Dies zeigte sich nicht nur beim Neubau in 2009, sondern auch darin, dass Steinmetz ein Video mit nicht weniger als fünf Landesministern und dem Ministerpräsidenten zeigen konnte, in dem diese überzeugende Testimonials für die Luxlait (100 Mio. € Umsatz, 300 Mitarbeiter) ablegten.
Bildquelle: molkerei-industrie
Wie Steinmetz (Foto: mi) erklärte, sucht Luxlait angesichts des kleinen Heimatmarktes die Expansion im Ausland, hier aber immer in Nischen für Spezialprodukte (koscher, Halal). Schon heute werden 65% der Produktion exportiert. Um Nischen bedienen zu können, stellt das Unternehmen fast alles, was aus Milch gemacht werden kann her, darunter auch Eiskrem sowie die weiße und gelbe Linie. Damit verbunden wird in Kleinstchargen produziert, die höheren Kosten macht Luxlait mit besonders hoher Produktqualität wett. Im Heimatmarkt, der wenig von Discount geprägt ist, scheinen die Erlöse aber noch in Ordnung zu sein, der Liter Konsummilch geht für 1,20 € über die Ladentresen.
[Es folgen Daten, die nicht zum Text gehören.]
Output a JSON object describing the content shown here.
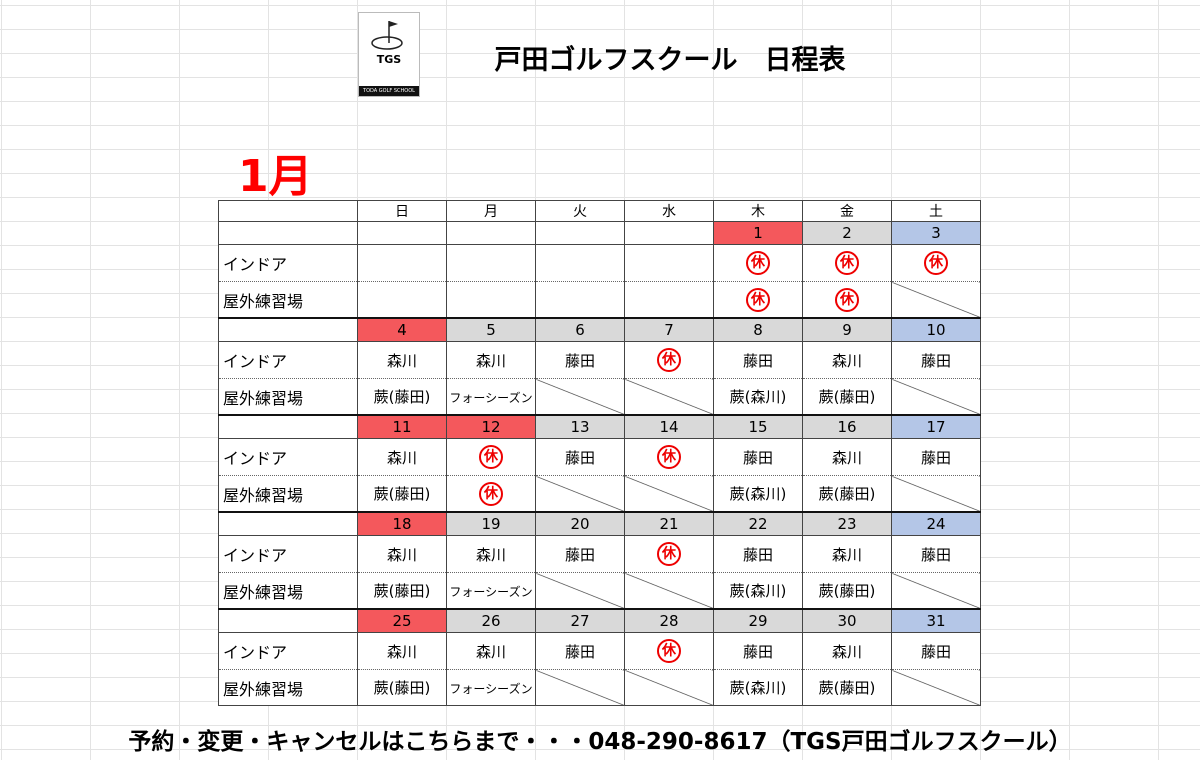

Im Heimatmarkt steht Luxlait unter starkem Druck durch ausländische Molkereien, deren Werbung das kleine Land über die ausländischen Medien überschwemmt. Zudem beträgt der Ausländeranteil in Luxemburg 50%, Verbraucher, die ihre Verzehrs- und Kaufgewohnheiten mitgebracht haben. Hier lässt sich Luxlait auf keinen Kampf ein, sondern setzt auf Marketing außerhalb der Massenmedien. Das zeitgleich mit der neuen Molkerei errichtete „Vitarium“ bietet Einblick in Gewinnung und Verarbeitung von Milch und einen Showbetrieb für direktes und emotionales Marketing. 40.000 Besuchern pro Jahr werden an 43 Stationen Themen wie Landwirtschaft, Sinnlichkeit, Gesundheit, richtig Einkaufen nahe gebracht. Dazu kommen Events, Seminare oder Kochveranstaltungen, für die das Vitarium ebenfalls buchbar ist.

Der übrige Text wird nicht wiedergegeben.